What makes this treatment—the first gene therapy available in the U.S.—so interesting is that it is a form of adoptive cell transfer known as chimeric antigen receptor (CAR) T-cell therapy. According to the National Cancer Institute, this requires drawing blood from patients and separating the T (immune) cells. Using a disarmed virus, the T cells are then genetically engineered to produce CARs. These receptors allow the T cells to recognize and attach to a specific protein, or antigen, on tumor cells. Once the collected T cells have been engineered to express the antigen-specific CAR, they are expanded in the lab into the hundreds of millions. The final step is infusing the cells into the patient, where they multiply, recognize and kill cancer cells that harbor the antigen on their surfaces.

“Recent milestones in CAR-T therapy are inspiring other lines of research within the field of immuno-oncology,” says Dr. Geert Cauwenbergh, President and CEO of RXi Pharmaceuticals, a clinical-stage RNAi company developing therapeutics based on its proprietary self-delivering RNAi (sd-rxRNA®) platform. “One such approach involves siRNA compounds.”
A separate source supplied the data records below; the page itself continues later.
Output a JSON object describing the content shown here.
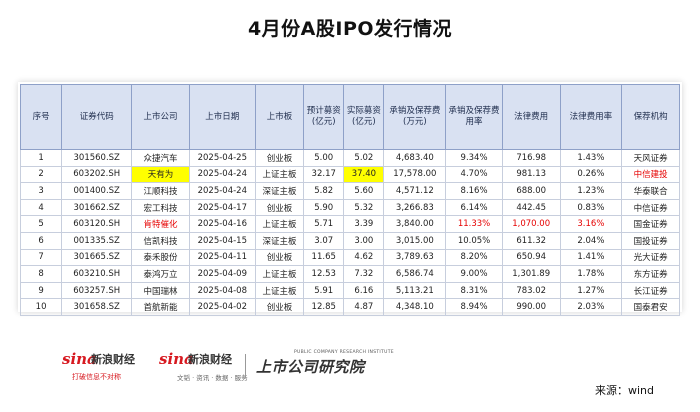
{
  "title": "4月份A股IPO发行情况",
  "table": {
    "headers": [
      "序号",
      "证券代码",
      "上市公司",
      "上市日期",
      "上市板",
      "预计募资\n(亿元)",
      "实际募资\n(亿元)",
      "承销及保荐费\n(万元)",
      "承销及保荐费\n用率",
      "法律费用",
      "法律费用率",
      "保荐机构"
    ],
    "rows": [
      [
        "1",
        "301560.SZ",
        "众捷汽车",
        "2025-04-25",
        "创业板",
        "5.00",
        "5.02",
        "4,683.40",
        "9.34%",
        "716.98",
        "1.43%",
        "天风证券"
      ],
      [
        "2",
        "603202.SH",
        "天有为",
        "2025-04-24",
        "上证主板",
        "32.17",
        "37.40",
        "17,578.00",
        "4.70%",
        "981.13",
        "0.26%",
        "中信建投"
      ],
      [
        "3",
        "001400.SZ",
        "江顺科技",
        "2025-04-24",
        "深证主板",
        "5.82",
        "5.60",
        "4,571.12",
        "8.16%",
        "688.00",
        "1.23%",
        "华泰联合"
      ],
      [
        "4",
        "301662.SZ",
        "宏工科技",
        "2025-04-17",
        "创业板",
        "5.90",
        "5.32",
        "3,266.83",
        "6.14%",
        "442.45",
        "0.83%",
        "中信证券"
      ],
      [
        "5",
        "603120.SH",
        "肯特催化",
        "2025-04-16",
        "上证主板",
        "5.71",
        "3.39",
        "3,840.00",
        "11.33%",
        "1,070.00",
        "3.16%",
        "国金证券"
      ],
      [
        "6",
        "001335.SZ",
        "信凯科技",
        "2025-04-15",
        "深证主板",
        "3.07",
        "3.00",
        "3,015.00",
        "10.05%",
        "611.32",
        "2.04%",
        "国投证券"
      ],
      [
        "7",
        "301665.SZ",
        "泰禾股份",
        "2025-04-11",
        "创业板",
        "11.65",
        "4.62",
        "3,789.63",
        "8.20%",
        "650.94",
        "1.41%",
        "光大证券"
      ],
      [
        "8",
        "603210.SH",
        "泰鸿万立",
        "2025-04-09",
        "上证主板",
        "12.53",
        "7.32",
        "6,586.74",
        "9.00%",
        "1,301.89",
        "1.78%",
        "东方证券"
      ],
      [
        "9",
        "603257.SH",
        "中国瑞林",
        "2025-04-08",
        "上证主板",
        "5.91",
        "6.16",
        "5,113.21",
        "8.31%",
        "783.02",
        "1.27%",
        "长江证券"
      ],
      [
        "10",
        "301658.SZ",
        "首航新能",
        "2025-04-02",
        "创业板",
        "12.85",
        "4.87",
        "4,348.10",
        "8.94%",
        "990.00",
        "2.03%",
        "国泰君安"
      ]
    ]
  },
  "footer": {
    "sina1_logo": "sina",
    "sina1_name": "新浪财经",
    "sina1_tag": "打破信息不对称",
    "sina2_logo": "sina",
    "sina2_name": "新浪财经",
    "sina2_tag": "文韬 · 资讯 · 数据 · 服务",
    "inst_name": "上市公司研究院",
    "inst_en": "PUBLIC COMPANY RESEARCH INSTITUTE",
    "source": "来源：wind"
  },
  "highlight_colors": {
    "yellow": "#ffff00",
    "red": "#e60000"
  }
}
The company has developed a process involving ex-vivo treatment of the immune cells with siRNA compounds inhibiting expression of immune checkpoint genes. To achieve the suppression of gene activity, the molecules need to be delivered inside target cells, which is technically challenging with many researchers not succeeding in this area so far. Commonly used methods, such as lipid-mediated transfection and electroporation, may be of low efficiency and may be associated with high cell toxicity.
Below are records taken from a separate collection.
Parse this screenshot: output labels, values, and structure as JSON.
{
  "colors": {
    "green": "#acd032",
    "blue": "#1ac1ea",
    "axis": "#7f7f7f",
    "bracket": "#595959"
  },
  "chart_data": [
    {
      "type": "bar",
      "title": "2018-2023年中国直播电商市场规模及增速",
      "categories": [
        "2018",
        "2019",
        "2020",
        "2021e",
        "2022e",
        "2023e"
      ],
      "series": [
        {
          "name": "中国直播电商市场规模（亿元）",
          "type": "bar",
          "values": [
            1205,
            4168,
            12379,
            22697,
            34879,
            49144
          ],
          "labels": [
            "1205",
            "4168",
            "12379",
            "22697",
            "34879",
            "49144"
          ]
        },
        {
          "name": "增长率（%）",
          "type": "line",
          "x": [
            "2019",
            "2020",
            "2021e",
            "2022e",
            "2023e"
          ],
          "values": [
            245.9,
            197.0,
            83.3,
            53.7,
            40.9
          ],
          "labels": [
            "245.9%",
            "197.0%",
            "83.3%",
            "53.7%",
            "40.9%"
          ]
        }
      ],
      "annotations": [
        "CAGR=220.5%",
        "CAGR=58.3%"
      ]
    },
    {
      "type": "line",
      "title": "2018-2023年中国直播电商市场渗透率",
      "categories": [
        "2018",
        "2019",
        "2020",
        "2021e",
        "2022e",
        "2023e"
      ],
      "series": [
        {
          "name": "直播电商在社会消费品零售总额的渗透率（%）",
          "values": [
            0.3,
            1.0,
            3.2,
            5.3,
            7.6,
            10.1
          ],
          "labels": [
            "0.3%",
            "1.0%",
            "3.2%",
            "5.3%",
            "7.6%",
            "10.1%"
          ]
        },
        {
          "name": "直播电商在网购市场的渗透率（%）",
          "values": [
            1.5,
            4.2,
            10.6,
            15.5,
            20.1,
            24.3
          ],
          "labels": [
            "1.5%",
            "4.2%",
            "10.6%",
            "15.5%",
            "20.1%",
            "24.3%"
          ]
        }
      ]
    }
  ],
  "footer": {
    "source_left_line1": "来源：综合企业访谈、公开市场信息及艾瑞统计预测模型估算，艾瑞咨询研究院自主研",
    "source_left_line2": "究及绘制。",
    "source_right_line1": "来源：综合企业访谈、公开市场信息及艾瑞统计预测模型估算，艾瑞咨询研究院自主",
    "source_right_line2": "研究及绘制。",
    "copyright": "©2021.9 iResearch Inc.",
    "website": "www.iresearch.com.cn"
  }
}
RXi’s self-delivering RNAi (sd-rxRNA®) technology incorporates delivery properties that allow the compounds to efficiently transfect immune cells. In addition, studies conducted by RXi, demonstrate robust cellular uptake in a number of immune effector cells with little to no cell loss. The technology can be combined with a variety of cell processing protocols currently used in clinical practice, as well as other cell based therapies such as CAR T-cell therapy.
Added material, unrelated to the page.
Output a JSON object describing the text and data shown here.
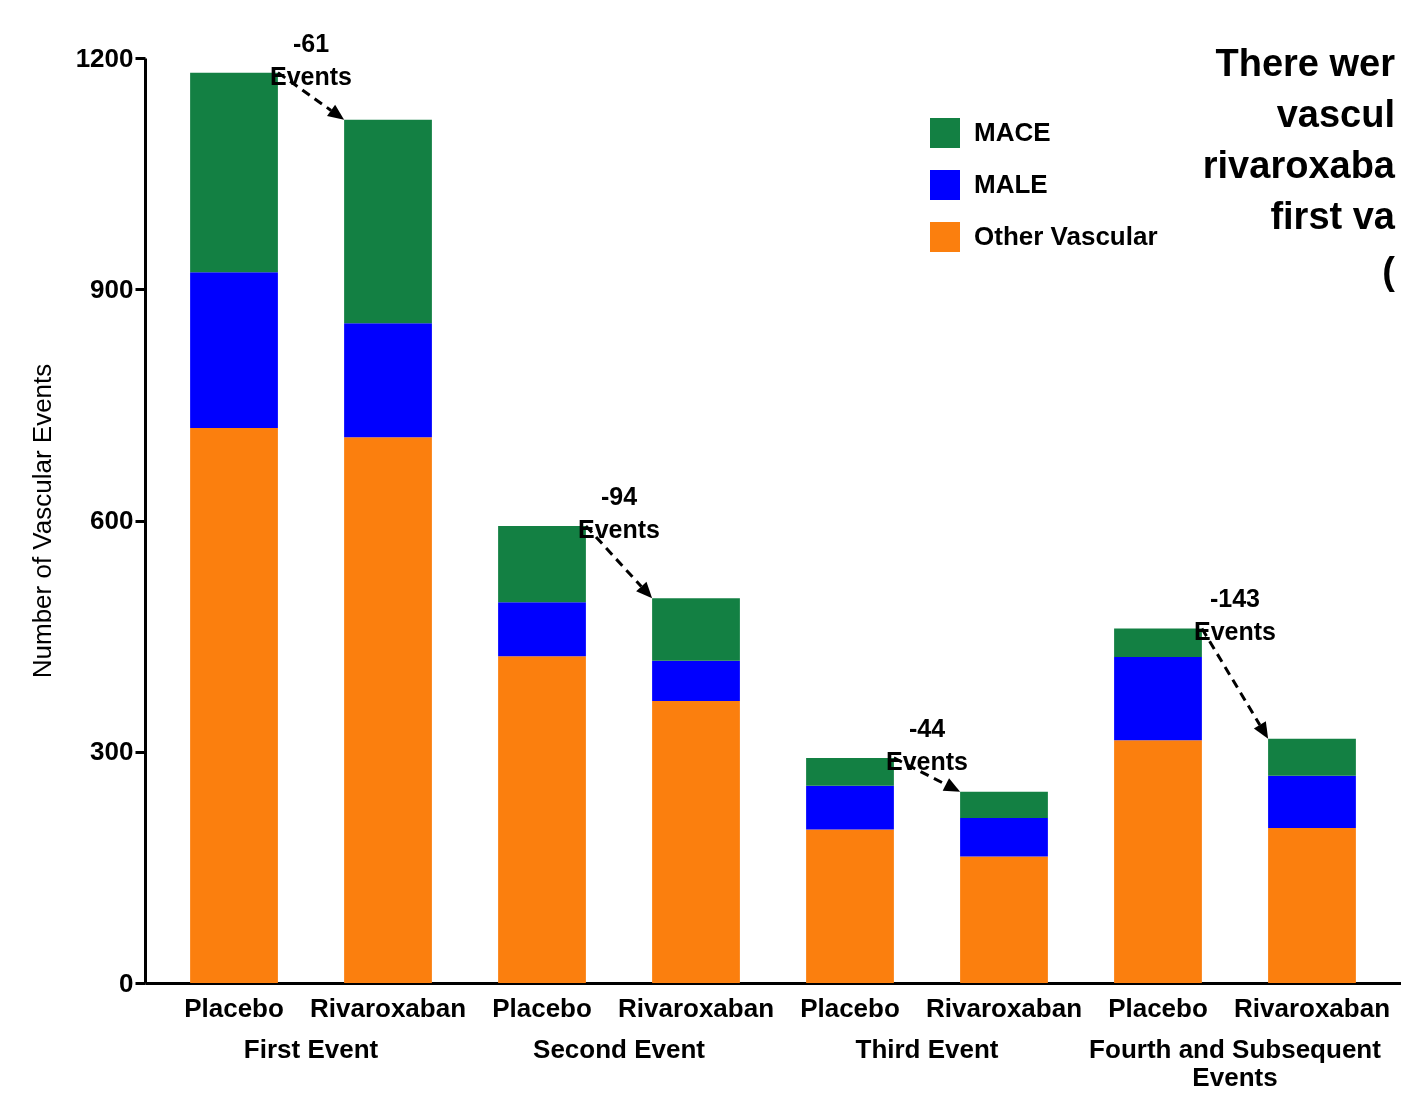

sd-rxRNA compounds can be generated within a short period of time for virtually any target in the genome. RXi uses a proprietary algorithm yielding a series of sd-rxRNA compounds with high knock-down efficiency. The most active compounds can be validated within several months and selected for subsequent preclinical and clinical development. This approach provides some key advantages over combinations of immunotherapeutic treatments, such as the use of adoptive cell transfer with immune checkpoint blocking antibodies.

“The potential of this type of therapy is very promising and exciting in the context of current advancements within immuno-oncology,” Dr. Cauwenbergh adds.